Structural and Thermal Stability of TiN- and SiC-Based Multilayer Diffusion Barriers for Copper–Silicon Interfaces

In this study, the diffusion barrier performance of TiN and SiC layers was investigated in Si/TiN/Cu, Si/TiN/SiC/Cu, and Si/SiC/TiN/Cu multilayer structures to address copper diffusion issues at silicon interfaces in microelectronics. Samples were annealed in argon at 500–800 °C for 30 min, and diffusion behavior was analyzed using X-ray diffraction (XRD) and sheet resistance measurements.
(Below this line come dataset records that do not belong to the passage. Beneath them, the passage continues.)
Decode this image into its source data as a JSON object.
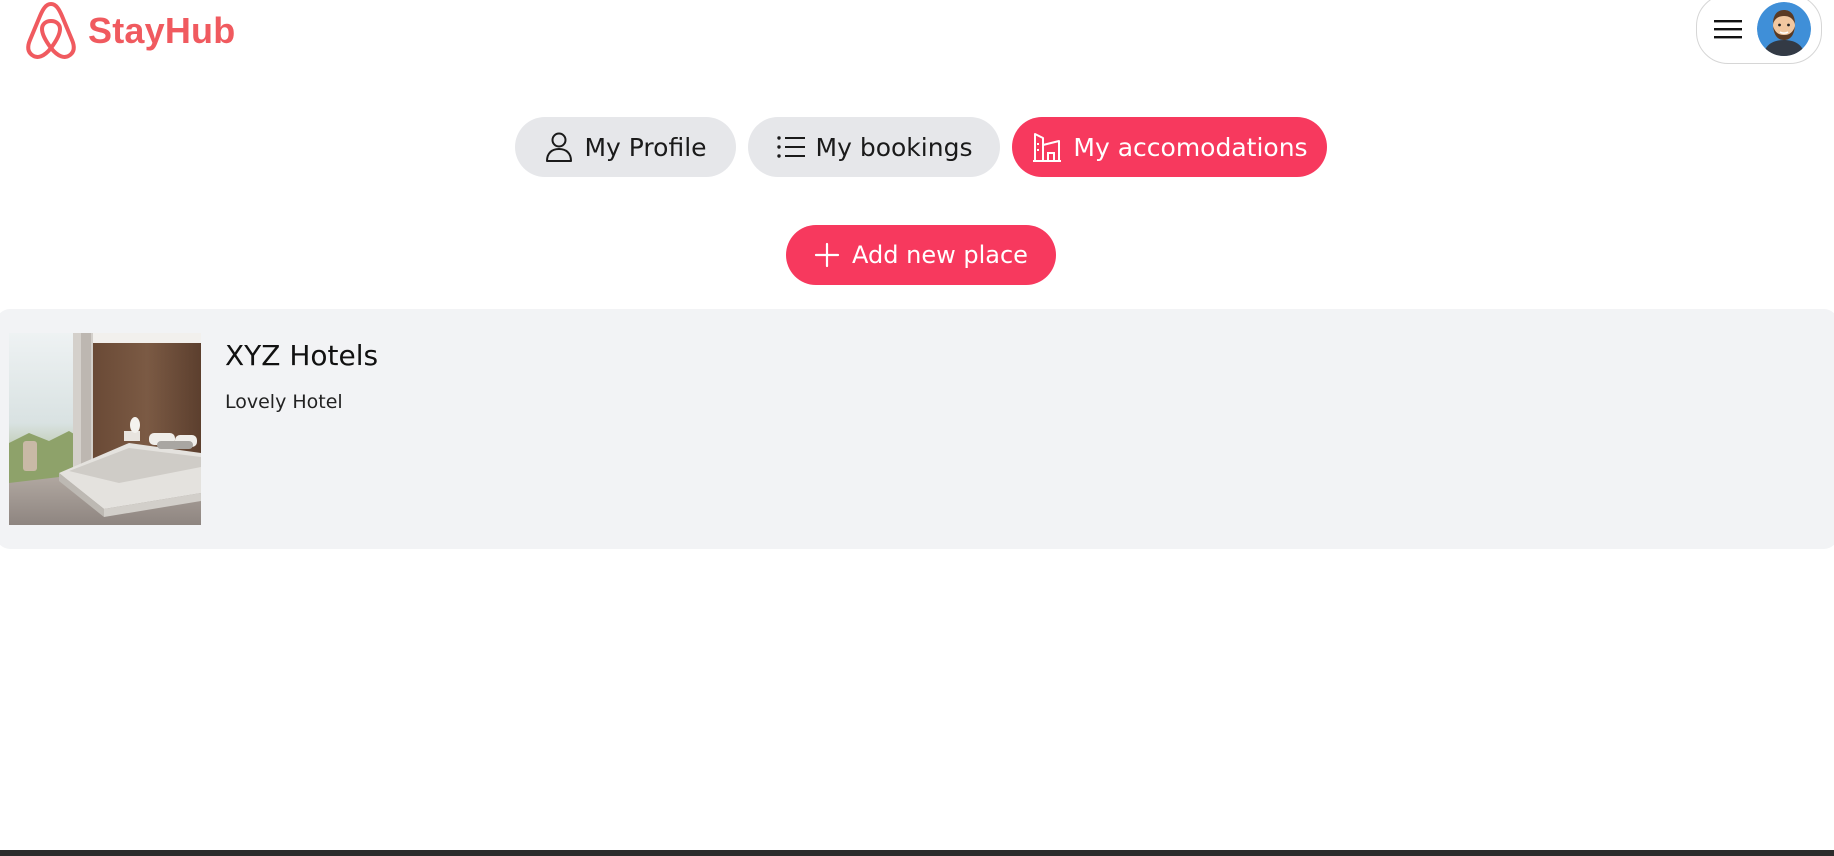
{
  "app": {
    "name": "StayHub",
    "brand_color": "#f05a5f",
    "accent_color": "#f7395e"
  },
  "header": {
    "logo_icon": "airbnb-logo-icon",
    "menu_icon": "hamburger-menu-icon",
    "avatar_icon": "user-avatar-icon"
  },
  "tabs": [
    {
      "label": "My Profile",
      "icon": "user-icon",
      "active": false
    },
    {
      "label": "My bookings",
      "icon": "list-icon",
      "active": false
    },
    {
      "label": "My accomodations",
      "icon": "building-icon",
      "active": true
    }
  ],
  "actions": {
    "add_label": "Add new place",
    "add_icon": "plus-icon"
  },
  "places": [
    {
      "title": "XYZ Hotels",
      "description": "Lovely Hotel",
      "photo": "hotel-room-photo"
    }
  ]
}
The Cu3Si phase formed at 600 °C in the Si/TiN/Cu system, while no Cu3Si appeared in the Si/SiC/TiN/Cu system up to 700 °C, indicating improved stability. Complete copper diffusion occurred in all systems at 800 °C. Sheet resistance measurements corroborated the XRD findings, demonstrating that multilayer structures incorporating TiN and SiC significantly enhance thermal stability and suppress copper diffusion. Comparison of Si/SiC/TiN/Cu and Si/TiN/SiC/Cu stacks annealed at 700 °C revealed that the stability of TiN depends on layer sequence, with SiC effectively blocking Cu migration into TiN when placed adjacent to Cu. Structural and morphological properties of TiN films were also examined, confirming their suitability as diffusion barriers. Additionally, the feasibility of forming a low-resistivity TiSi2 layer through a single annealing step to create a TiSi2/TiN system was explored, highlighting potential applications in advanced device integration.